Can an Individual Manipulate the Collective Decisions of Multi-Agents?

TL;DR

The paper examines a safety vulnerability in multi-agent LLM systems when an adversary has gray-box access to only one agent. It introduces M-Spoiler, a framework that simulates inter-agent debates with a stubborn and a critical agent to optimize adversarial suffixes under incomplete information. Extensive experiments across multiple models, datasets, and task types show meaningful attack success rates and generalization, underscoring real-world safety concerns for domains like law and healthcare.
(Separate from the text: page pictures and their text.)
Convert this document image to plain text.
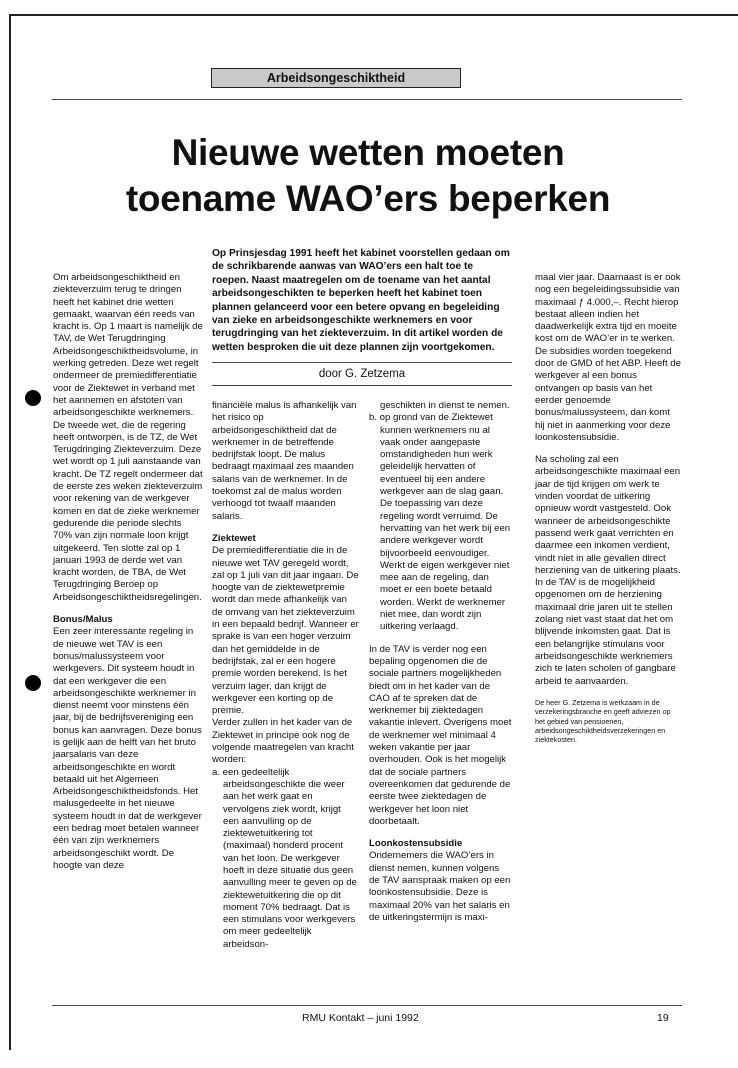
Arbeidsongeschiktheid
Nieuwe wetten moeten
toename WAO’ers beperken

Op Prinsjesdag 1991 heeft het kabinet voorstellen gedaan om de schrikbarende aanwas van WAO’ers een halt toe te roepen. Naast maatregelen om de toename van het aantal arbeidsongeschikten te beperken heeft het kabinet toen plannen gelanceerd voor een betere opvang en begeleiding van zieke en arbeidsongeschikte werknemers en voor terugdringing van het ziekteverzuim. In dit artikel worden de wetten besproken die uit deze plannen zijn voortgekomen.

door G. Zetzema

Om arbeidsongeschiktheid en ziekteverzuim terug te dringen heeft het kabinet drie wetten gemaakt, waarvan één reeds van kracht is. Op 1 maart is namelijk de TAV, de Wet Terugdringing Arbeidsongeschiktheidsvolume, in werking getreden. Deze wet regelt ondermeer de premiedifferentiatie voor de Ziektewet in verband met het aannemen en afstoten van arbeidsongeschikte werknemers.

De tweede wet, die de regering heeft ontworpen, is de TZ, de Wet Terugdringing Ziekteverzuim. Deze wet wordt op 1 juli aanstaande van kracht. De TZ regelt ondermeer dat de eerste zes weken ziekteverzuim voor rekening van de werkgever komen en dat de zieke werknemer gedurende die periode slechts 70% van zijn normale loon krijgt uitgekeerd. Ten slotte zal op 1 januari 1993 de derde wet van kracht worden, de TBA, de Wet Terugdringing Beroep op Arbeidsongeschiktheidsregelingen.

Bonus/Malus

Een zeer interessante regeling in de nieuwe wet TAV is een bonus/malussysteem voor werkgevers. Dit systeem houdt in dat een werkgever die een arbeidsongeschikte werknemer in dienst neemt voor minstens één jaar, bij de bedrijfsvereniging een bonus kan aanvragen. Deze bonus is gelijk aan de helft van het bruto jaarsalaris van deze arbeidsongeschikte en wordt betaald uit het Algemeen Arbeidsongeschiktheidsfonds. Het malusgedeelte in het nieuwe systeem houdt in dat de werkgever een bedrag moet betalen wanneer één van zijn werknemers arbeidsongeschikt wordt. De hoogte van deze

financiële malus is afhankelijk van het risico op arbeidsongeschiktheid dat de werknemer in de betreffende bedrijfstak loopt. De malus bedraagt maximaal zes maanden salaris van de werknemer. In de toekomst zal de malus worden verhoogd tot twaalf maanden salaris.

Ziektewet

De premiedifferentiatie die in de nieuwe wet TAV geregeld wordt, zal op 1 juli van dit jaar ingaan. De hoogte van de ziektewetpremie wordt dan mede afhankelijk van de omvang van het ziekteverzuim in een bepaald bedrijf. Wanneer er sprake is van een hoger verzuim dan het gemiddelde in de bedrijfstak, zal er een hogere premie worden berekend. Is het verzuim lager, dan krijgt de werkgever een korting op de premie.

Verder zullen in het kader van de Ziektewet in principe ook nog de volgende maatregelen van kracht worden:

a. een gedeeltelijk arbeidsongeschikte die weer aan het werk gaat en vervolgens ziek wordt, krijgt een aanvulling op de ziektewetuitkering tot (maximaal) honderd procent van het loon. De werkgever hoeft in deze situatie dus geen aanvulling meer te geven op de ziektewetuitkering die op dit moment 70% bedraagt. Dat is een stimulans voor werkgevers om meer gedeeltelijk arbeidson-

geschikten in dienst te nemen.

b. op grond van de Ziektewet kunnen werknemers nu al vaak onder aangepaste omstandigheden hun werk geleidelijk hervatten of eventueel bij een andere werkgever aan de slag gaan. De toepassing van deze regeling wordt verruimd. De hervatting van het werk bij een andere werkgever wordt bijvoorbeeld eenvoudiger. Werkt de eigen werkgever niet mee aan de regeling, dan moet er een boete betaald worden. Werkt de werknemer niet mee, dan wordt zijn uitkering verlaagd.

In de TAV is verder nog een bepaling opgenomen die de sociale partners mogelijkheden biedt om in het kader van de CAO af te spreken dat de werknemer bij ziektedagen vakantie inlevert. Overigens moet de werknemer wel minimaal 4 weken vakantie per jaar overhouden. Ook is het mogelijk dat de sociale partners overeenkomen dat gedurende de eerste twee ziektedagen de werkgever het loon niet doorbetaalt.

Loonkostensubsidie

Ondernemers die WAO’ers in dienst nemen, kunnen volgens de TAV aanspraak maken op een loonkostensubsidie. Deze is maximaal 20% van het salaris en de uitkeringstermijn is maxi-

maal vier jaar. Daarnaast is er ook nog een begeleidingssubsidie van maximaal ƒ 4.000,–. Recht hierop bestaat alleen indien het daadwerkelijk extra tijd en moeite kost om de WAO’er in te werken. De subsidies worden toegekend door de GMD of het ABP. Heeft de werkgever al een bonus ontvangen op basis van het eerder genoemde bonus/malussysteem, dan komt hij niet in aanmerking voor deze loonkostensubsidie.

Na scholing zal een arbeidsongeschikte maximaal een jaar de tijd krijgen om werk te vinden voordat de uitkering opnieuw wordt vastgesteld. Ook wanneer de arbeidsongeschikte passend werk gaat verrichten en daarmee een inkomen verdient, vindt niet in alle gevallen direct herziening van de uitkering plaats. In de TAV is de mogelijkheid opgenomen om de herziening maximaal drie jaren uit te stellen zolang niet vast staat dat het om blijvende inkomsten gaat. Dat is een belangrijke stimulans voor arbeidsongeschikte werknemers zich te laten scholen of gangbare arbeid te aanvaarden.

De heer G. Zetzema is werkzaam in de verzekeringsbranche en geeft adviezen op het gebied van pensioenen, arbeidsongeschiktheidsverzekeringen en ziektekosten.

RMU Kontakt – juni 1992	19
The work also evaluates defense mechanisms, finding them insufficient against such manipulations and highlighting the need for proactive defenses and robust system designs.

Abstract

Individual Large Language Models (LLMs) have demonstrated significant capabilities across various domains, such as healthcare and law. Recent studies also show that coordinated multi-agent systems exhibit enhanced decision-making and reasoning abilities through collaboration. However, due to the vulnerabilities of individual LLMs and the difficulty of accessing all agents in a multi-agent system, a key question arises: If attackers only know one agent, could they still generate adversarial samples capable of misleading the collective decision? To explore this question, we formulate it as a game with incomplete information, where attackers know only one target agent and lack knowledge of the other agents in the system. With this formulation, we propose M-Spoiler, a framework that simulates agent interactions within a multi-agent system to generate adversarial samples. These samples are then used to manipulate the target agent in the target system, misleading the system's collaborative decision-making process. More specifically, M-Spoiler introduces a stubborn agent that actively aids in optimizing adversarial samples by simulating potential stubborn responses from agents in the target system. This enhances the effectiveness of the generated adversarial samples in misleading the system. Through extensive experiments across various tasks, our findings confirm the risks posed by the knowledge of an individual agent in multi-agent systems and demonstrate the effectiveness of our framework. We also explore several defense mechanisms, showing that our proposed attack framework remains more potent than baselines, underscoring the need for further research into defensive strategies.

Paper Structure

This paper contains 43 sections, 8 equations, 3 figures, 15 tables.

Figures (3)

  • Figure 1: Overview of M-Spoiler. 1) A prompt with an initial suffix is provided to M-Spoiler. 2) The Target Agent responds to the input prompt. 3) The Stubborn Agent performs inference $N$ times based on the Target Agent's output. 4) The Critical Agent evaluates the Stubborn Agent's responses, selects the most stubborn one, and passes it to the Target Agent. 5) Gradients and losses from each debate turn are extracted and weighted to generate a new suffix. 6) The suffix is updated iteratively until the chat reaches an agreement and meets the target.
  • Figure 2: Under the same task setting, we present a successful case from M-Spoiler and a failure case from the Baseline. In both cases, the multi-agent system consists of two agents from different models. Agent 1 is the model on which the adversarial suffixes are optimized, while Agent 2 is another model.
  • Figure 3: Loss of Baseline, M-Spoiler, and M-Spoiler-R3 over attack iterations. With an increase in the number of chat rounds, the loss converges more slowly.